Аграфена Николаевна почти рассердилась, когда увидела, что её племянница неуклюже полезла на обледеневшие кирпичи и, подняв нос, старалась заглянуть в освещённые три окна.
– Да что ты, Люба, с ума сошла! вот нетерпенье одолело. Войдём и увидим. Всё равно, ничего не видно. Лучше подальше отойти, на другую панель – виднее будет.
– Я, Груша, вижу! – от волнения даже зашепелявила племянница.
Аграфена ничего не возразила, она сама с другой стороны улицы вглядывалась в неясную тень, там, в комнате, склонившуюся над столом.
– Это Степан Андреевич, непременно он, и борода ихняя! – не унималась Люба.
– Да, это – не Маша! – задумчиво отозвалась Сухова, затем, улыбнувшись, добавила:
– Обойдём с чёрного крыльца, без, звонка. Он нас удивил – и мы его удивим.
– Он нас удивил – и мы его удивим! – восторженно повторила Люба, с увлечением глядя на Аграфену, как на атаманшу.
А на последнюю снова нашло озорство.
Не снимая шубки, на цыпочках, приостанавливаясь на каждой скрипевшей половице, она осторожно вошла в гостиную, сдерживая смех. Люба следовала за нею.
Быстро подошла Аграфена Николаевна к сидевшему мужу, закрыла ему глаза руками и вдруг пронзительно закричала.
Люба бесследно исчезла в кухню.
Перед Суховой был совсем не Степан Андреевич, а какой-то совершенно незнакомый ей мужчина.
Аграфена закричала от неожиданности, конечно, не от страха, но по мере того, как она вглядывалась в черты гостя, лицо её всё яснее выражало настоящий испуг.
– Узнали? – спросил незнакомец и как будто улыбнулся, но улыбка не была видна из-за густой бороды.
– Павел Ильич?.. но… как же? ведь вы… ведь вы же… умерли… десять лет, как… умерли…
– Не бойтесь… я умер, но я пришёл не с того света… я не привиденье.
Он протянул руку, будто желая дотронуться до Аграфены Николаевны. Та невольно попятилась. Гость опять усмехнулся в бороду.

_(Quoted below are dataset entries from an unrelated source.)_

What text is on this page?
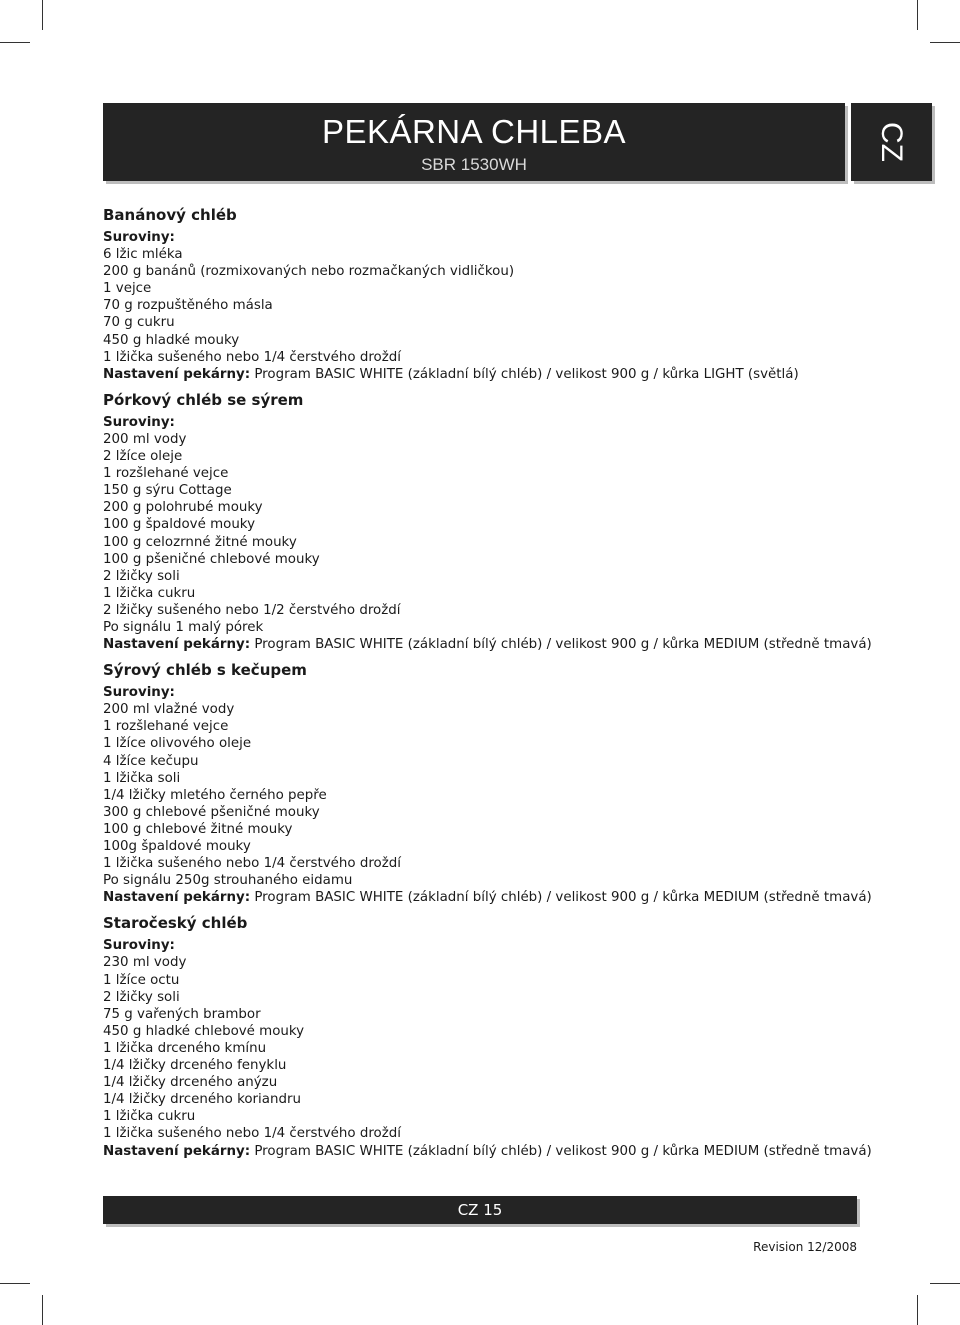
PEKÁRNA CHLEBA
SBR 1530WH
CZ
Banánový chléb
Suroviny:
6 lžic mléka
200 g banánů (rozmixovaných nebo rozmačkaných vidličkou)
1 vejce
70 g rozpuštěného másla
70 g cukru
450 g hladké mouky
1 lžička sušeného nebo 1/4 čerstvého droždí
Nastavení pekárny: Program BASIC WHITE (základní bílý chléb) / velikost 900 g / kůrka LIGHT (světlá)
Pórkový chléb se sýrem
Suroviny:
200 ml vody
2 lžíce oleje
1 rozšlehané vejce
150 g sýru Cottage
200 g polohrubé mouky
100 g špaldové mouky
100 g celozrnné žitné mouky
100 g pšeničné chlebové mouky
2 lžičky soli
1 lžička cukru
2 lžičky sušeného nebo 1/2 čerstvého droždí
Po signálu 1 malý pórek
Nastavení pekárny: Program BASIC WHITE (základní bílý chléb) / velikost 900 g / kůrka MEDIUM (středně tmavá)
Sýrový chléb s kečupem
Suroviny:
200 ml vlažné vody
1 rozšlehané vejce
1 lžíce olivového oleje
4 lžíce kečupu
1 lžička soli
1/4 lžičky mletého černého pepře
300 g chlebové pšeničné mouky
100 g chlebové žitné mouky
100g špaldové mouky
1 lžička sušeného nebo 1/4 čerstvého droždí
Po signálu 250g strouhaného eidamu
Nastavení pekárny: Program BASIC WHITE (základní bílý chléb) / velikost 900 g / kůrka MEDIUM (středně tmavá)
Staročeský chléb
Suroviny:
230 ml vody
1 lžíce octu
2 lžičky soli
75 g vařených brambor
450 g hladké chlebové mouky
1 lžička drceného kmínu
1/4 lžičky drceného fenyklu
1/4 lžičky drceného anýzu
1/4 lžičky drceného koriandru
1 lžička cukru
1 lžička sušeného nebo 1/4 čerstvého droždí
Nastavení pekárny: Program BASIC WHITE (základní bílý chléb) / velikost 900 g / kůrka MEDIUM (středně tmavá)
CZ 15
Revision 12/2008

– И так верите? хорошо, я не трону вас.
Аграфена Николаевна, не спуская глаз с мужчины, отступила к двери и повернула ключ за спиною.
– Это вы хорошо придумали, так будет спокойнее разговаривать; хотя наш разговор и будет короток, тем не менее он не для посторонних ушей. С вами кто-то пришёл… мне показалось… Я знал, что ваш муж в отлучке, нарочно выбрал этот вечер, чтобы вы были одни…
Очевидно, Сухова уже убедилась, что перед нею находится не привидение, но страх всё ещё не сходил с её лица: страх, досада и неудовольствие. Человек, которого она звала Павлом Ильичом, как-то печально и удивлённо в неё вглядывался. Он стоял у стола, и зелёный свет колпака от невысокой стоячей лампы странно делал его лицо молодым, почти детски мягким, несмотря на бороду.
– Чего же вы теперь боитесь, Аграфена Николаевна? Ведь вы же знаете теперь, что я пришёл не с того света. Неужели вы думаете, что я как-нибудь обижу вас, да ещё в сочельник?
– Я не боюсь. Я просто ничего не понимаю. Я не думала, что вы живы, тогда так определённо нас известили о вашей смерти. Вы, оказывается, знаете, что я вышла замуж, и сами можете понять моё беспокойство… а бояться… чего же мне бояться?
– Вы, может быть, думаете, что я намерен как-то объявиться, заявить свои права?
– Я не знаю, я и прежде плохо вас понимала, а с того времени прошло уж почти десять лет.